I just received an email from the publisher of the journal Sports Engineering (Springer) telling me that it’s 20 years old. As the founding editor of the journal, this might explain why I feel so creaky and why I’ve suddenly felt the need to publish a book on the history, science and technology of sports engineering. It’s nice to see the journal going from strength to strength, the world of sport has certainly moved on since the autumn of 1998 when Volume 1, Issue 1 came out (if you’re lucky enough to have a copy, keep hold of it because not many were printed).
Two years earlier, in 1996, when I first approached the founding publisher Blackwell Science, the world was still very much paper-based and sport was still going through a bit of a technological revolution. Carbon fibre was the wonder material of the moment and manufacturing was moving to Asia due to lower labour costs. As sports equipment became cheaper to manufacture, research started to create designs that improved performance.

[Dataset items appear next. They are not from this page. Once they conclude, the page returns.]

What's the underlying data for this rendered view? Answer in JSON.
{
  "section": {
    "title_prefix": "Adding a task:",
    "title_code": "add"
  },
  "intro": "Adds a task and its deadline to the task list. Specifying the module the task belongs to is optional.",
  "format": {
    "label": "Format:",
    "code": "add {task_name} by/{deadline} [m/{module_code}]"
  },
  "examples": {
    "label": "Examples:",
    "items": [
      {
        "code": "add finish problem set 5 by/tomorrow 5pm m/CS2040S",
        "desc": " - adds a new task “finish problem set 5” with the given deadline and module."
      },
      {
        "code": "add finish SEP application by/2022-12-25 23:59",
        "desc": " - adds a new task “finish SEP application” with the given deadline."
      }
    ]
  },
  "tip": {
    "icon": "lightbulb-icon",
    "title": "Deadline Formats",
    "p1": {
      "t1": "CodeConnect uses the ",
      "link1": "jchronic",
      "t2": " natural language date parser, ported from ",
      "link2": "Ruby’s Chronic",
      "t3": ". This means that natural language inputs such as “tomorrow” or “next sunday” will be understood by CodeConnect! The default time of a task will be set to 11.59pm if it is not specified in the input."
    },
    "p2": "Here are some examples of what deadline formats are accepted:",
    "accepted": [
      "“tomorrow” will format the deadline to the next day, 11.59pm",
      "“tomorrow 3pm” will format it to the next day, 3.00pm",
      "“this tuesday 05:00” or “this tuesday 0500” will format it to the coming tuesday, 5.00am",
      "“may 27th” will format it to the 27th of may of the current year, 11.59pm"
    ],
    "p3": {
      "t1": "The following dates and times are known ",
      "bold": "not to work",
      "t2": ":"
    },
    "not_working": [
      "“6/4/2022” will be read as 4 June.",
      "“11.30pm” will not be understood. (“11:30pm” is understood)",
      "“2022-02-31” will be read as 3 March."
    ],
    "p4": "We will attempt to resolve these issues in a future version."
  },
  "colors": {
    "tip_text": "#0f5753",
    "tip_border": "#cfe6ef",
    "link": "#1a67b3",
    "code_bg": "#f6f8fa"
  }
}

The journal satisfied the needs of many of the sports engineering research centres that popped up across the world: Sheffield, Loughborough, Tokyo, Munich, UC Davis and so on. The founding year of the journal coincided with the launch of a new internet search engine called Google, which presaged the direction that sports research was heading: data. This was confirmed on 1st June 2007 with the launch of Apple’s iPhone and the rise of the app. Wearables soon started to appear that linked to the apps on our phones: heart rate monitors, accelerometers, gyroscopes, pedometers, even altimeters.
This appears to be the crux of today’s sports engineering technology: collection of data during play with analytics to help you track your performance and make it better. This flexibility is crucial – some want to count calories, some want to measure distance, others want to record time. Generally we want to improve and this is the way we can prove it to ourselves.